Australians for BDS recognised that the threats of prosecution by Shurat HaDin raised political questions, not just legal ones. Legal action initiated in one country to charge citizens in another stifles free speech, and runs roughshod over civil liberties. It also fortuitously provides a chance to explain the real nature of the BDS movement.

To seek support for Lynch and I and to educate about the movement, Australians for BDS wrote a pledge which invited individuals from around the world to be named as co-defendants if the proposed legal action by the Israel Law Centre materialised.

Within two months over 2000 courageous citizens from 58 countries signed the pledge. Most were academics, NGO staff, actors, teachers and researchers from Australia, the UK, USA, Canada, France and Belgium.

Smaller numbers came from South American countries, from Argentina, Brazil, Chile, Ecuador, Peru, Uruguay and Venezuela. There was support from Scandinavia too - Norway, Sweden, Denmark and Finland - and from academics in Israel, Egypt, Kuwait, Lebanon, Morocco, Saudi Arabia and the UAE.

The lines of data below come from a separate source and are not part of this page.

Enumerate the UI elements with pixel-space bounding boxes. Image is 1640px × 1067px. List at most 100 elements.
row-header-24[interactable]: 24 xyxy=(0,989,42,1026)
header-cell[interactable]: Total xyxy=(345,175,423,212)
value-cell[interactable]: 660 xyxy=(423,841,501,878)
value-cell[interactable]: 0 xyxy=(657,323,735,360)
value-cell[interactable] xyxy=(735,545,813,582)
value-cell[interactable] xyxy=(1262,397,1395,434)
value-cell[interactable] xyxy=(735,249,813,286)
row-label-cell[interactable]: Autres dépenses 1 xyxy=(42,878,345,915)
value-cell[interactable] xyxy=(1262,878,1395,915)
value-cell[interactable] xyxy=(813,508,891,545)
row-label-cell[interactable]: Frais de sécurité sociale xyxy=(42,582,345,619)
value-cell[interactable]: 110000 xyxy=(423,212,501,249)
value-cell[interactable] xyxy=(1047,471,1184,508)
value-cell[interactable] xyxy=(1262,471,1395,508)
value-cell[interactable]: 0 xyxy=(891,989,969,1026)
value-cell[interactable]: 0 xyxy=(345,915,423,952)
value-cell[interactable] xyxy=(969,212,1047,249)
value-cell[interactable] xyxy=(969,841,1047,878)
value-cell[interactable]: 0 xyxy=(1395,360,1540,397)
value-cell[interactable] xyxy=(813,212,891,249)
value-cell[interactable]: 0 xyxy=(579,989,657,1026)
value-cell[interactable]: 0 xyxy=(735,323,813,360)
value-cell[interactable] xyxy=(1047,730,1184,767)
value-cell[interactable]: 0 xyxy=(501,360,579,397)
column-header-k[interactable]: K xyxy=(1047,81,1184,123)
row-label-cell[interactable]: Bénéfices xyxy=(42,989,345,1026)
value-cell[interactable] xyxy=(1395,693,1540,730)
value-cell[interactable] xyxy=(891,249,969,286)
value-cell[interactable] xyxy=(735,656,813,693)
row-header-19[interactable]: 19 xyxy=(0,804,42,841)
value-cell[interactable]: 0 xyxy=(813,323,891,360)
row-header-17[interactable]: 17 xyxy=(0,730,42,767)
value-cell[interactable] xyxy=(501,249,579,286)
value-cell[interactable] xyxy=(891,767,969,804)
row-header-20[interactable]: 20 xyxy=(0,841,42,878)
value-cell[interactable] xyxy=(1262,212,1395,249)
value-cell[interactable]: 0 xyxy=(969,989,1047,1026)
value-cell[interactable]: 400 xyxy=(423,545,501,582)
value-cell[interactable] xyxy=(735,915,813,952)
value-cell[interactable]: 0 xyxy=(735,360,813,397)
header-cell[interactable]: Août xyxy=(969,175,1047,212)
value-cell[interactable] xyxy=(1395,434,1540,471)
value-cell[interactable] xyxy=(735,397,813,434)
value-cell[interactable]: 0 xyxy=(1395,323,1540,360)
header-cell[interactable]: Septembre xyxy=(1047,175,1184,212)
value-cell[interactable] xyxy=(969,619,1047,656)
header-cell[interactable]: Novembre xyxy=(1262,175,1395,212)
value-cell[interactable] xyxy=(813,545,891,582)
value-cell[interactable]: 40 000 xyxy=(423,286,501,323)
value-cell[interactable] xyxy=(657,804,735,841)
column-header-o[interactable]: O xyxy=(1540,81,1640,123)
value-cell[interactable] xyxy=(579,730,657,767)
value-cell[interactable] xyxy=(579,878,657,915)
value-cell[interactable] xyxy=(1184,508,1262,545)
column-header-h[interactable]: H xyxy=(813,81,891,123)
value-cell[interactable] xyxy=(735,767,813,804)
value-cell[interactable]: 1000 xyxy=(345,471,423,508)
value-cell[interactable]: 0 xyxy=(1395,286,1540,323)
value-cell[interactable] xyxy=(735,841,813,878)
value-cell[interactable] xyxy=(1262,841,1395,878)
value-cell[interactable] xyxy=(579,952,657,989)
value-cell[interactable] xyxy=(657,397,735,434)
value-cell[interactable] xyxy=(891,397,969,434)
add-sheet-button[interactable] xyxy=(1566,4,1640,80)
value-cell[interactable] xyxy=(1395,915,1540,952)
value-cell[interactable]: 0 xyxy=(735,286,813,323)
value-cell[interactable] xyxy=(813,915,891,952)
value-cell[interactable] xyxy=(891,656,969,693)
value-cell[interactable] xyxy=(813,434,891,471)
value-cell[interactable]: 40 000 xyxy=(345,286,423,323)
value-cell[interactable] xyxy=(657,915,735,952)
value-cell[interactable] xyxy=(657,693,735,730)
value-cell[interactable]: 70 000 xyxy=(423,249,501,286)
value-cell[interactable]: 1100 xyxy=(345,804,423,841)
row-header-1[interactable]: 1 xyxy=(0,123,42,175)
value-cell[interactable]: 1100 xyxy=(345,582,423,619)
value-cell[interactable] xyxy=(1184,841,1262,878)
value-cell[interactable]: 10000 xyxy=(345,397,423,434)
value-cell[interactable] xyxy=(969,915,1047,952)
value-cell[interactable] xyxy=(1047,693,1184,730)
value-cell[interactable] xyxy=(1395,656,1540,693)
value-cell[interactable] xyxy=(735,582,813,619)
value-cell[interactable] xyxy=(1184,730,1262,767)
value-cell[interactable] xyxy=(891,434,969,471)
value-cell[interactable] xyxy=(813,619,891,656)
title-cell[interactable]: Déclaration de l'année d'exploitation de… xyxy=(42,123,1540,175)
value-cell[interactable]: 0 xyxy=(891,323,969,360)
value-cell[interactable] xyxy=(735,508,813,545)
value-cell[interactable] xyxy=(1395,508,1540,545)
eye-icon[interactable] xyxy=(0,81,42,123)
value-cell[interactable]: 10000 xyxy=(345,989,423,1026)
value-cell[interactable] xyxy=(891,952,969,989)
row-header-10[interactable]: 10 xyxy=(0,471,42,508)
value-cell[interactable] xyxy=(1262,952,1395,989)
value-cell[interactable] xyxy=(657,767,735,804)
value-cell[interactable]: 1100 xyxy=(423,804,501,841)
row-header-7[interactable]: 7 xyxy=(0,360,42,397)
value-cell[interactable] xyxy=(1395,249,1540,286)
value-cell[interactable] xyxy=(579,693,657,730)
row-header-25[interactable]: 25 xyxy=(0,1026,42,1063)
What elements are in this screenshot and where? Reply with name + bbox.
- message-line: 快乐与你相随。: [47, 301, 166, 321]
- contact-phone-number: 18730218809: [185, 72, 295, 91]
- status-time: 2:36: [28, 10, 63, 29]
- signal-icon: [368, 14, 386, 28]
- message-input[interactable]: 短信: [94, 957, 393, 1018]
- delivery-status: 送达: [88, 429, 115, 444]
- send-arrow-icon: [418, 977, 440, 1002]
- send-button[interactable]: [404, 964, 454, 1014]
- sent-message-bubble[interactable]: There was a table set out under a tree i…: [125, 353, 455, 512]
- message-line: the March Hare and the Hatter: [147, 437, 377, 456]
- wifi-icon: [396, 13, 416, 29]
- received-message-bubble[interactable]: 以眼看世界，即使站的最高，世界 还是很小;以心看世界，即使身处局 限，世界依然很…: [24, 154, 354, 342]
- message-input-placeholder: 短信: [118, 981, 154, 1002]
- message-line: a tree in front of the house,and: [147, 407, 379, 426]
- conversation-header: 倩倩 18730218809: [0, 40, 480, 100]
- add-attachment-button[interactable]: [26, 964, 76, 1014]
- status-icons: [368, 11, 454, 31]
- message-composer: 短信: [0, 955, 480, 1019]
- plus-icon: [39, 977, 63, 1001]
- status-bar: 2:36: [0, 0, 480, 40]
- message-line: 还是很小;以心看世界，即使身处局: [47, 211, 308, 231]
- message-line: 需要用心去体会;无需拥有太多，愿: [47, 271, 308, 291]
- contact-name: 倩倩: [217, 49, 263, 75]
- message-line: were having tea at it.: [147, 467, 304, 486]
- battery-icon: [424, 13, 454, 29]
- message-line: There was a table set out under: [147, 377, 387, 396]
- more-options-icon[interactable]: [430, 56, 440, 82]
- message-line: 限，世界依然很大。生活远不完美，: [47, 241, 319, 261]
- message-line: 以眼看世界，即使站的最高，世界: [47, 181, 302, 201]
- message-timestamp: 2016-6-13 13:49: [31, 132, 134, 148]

Well known signatories to this international pledge included Indian novelist Arundhati Roy, British screen actress Miriam Margolyes, the Australian author Randa Abdel Fattah and the Israeli scholar and activist Professor Jeff Halper. Distinguished academics from the USA, from Canada, the UK, Israel and Lebanon not only signed the pledge but also expressed their feelings that such a campaign to resist and educate was long overdue. Several scholars of Judaism argued that BDS is a viable non-violent response to the horrific policies used by the state of Israel against Palestinians and could save Israel from itself.

This pledge by 2000 co-defendants implies enough is enough: no more bullying by an Israeli law centre; no more derision and unsubstantiated claims by representatives of News Ltd; and an end to the cowardice of politicians too scared to deviate from the USA/Israel dictated opposition to Palestinians’ rights to self determination.

The 2000 co-defendants share a commitment to the principles of international law and to a movement inspired by the language and practice of non-violence. They also support academic freedom, provided, in Professor Judith Butler’s words, such freedom works "in concert with the opposition to state violence, ideological surveillance, and the systematic devastation of everyday life."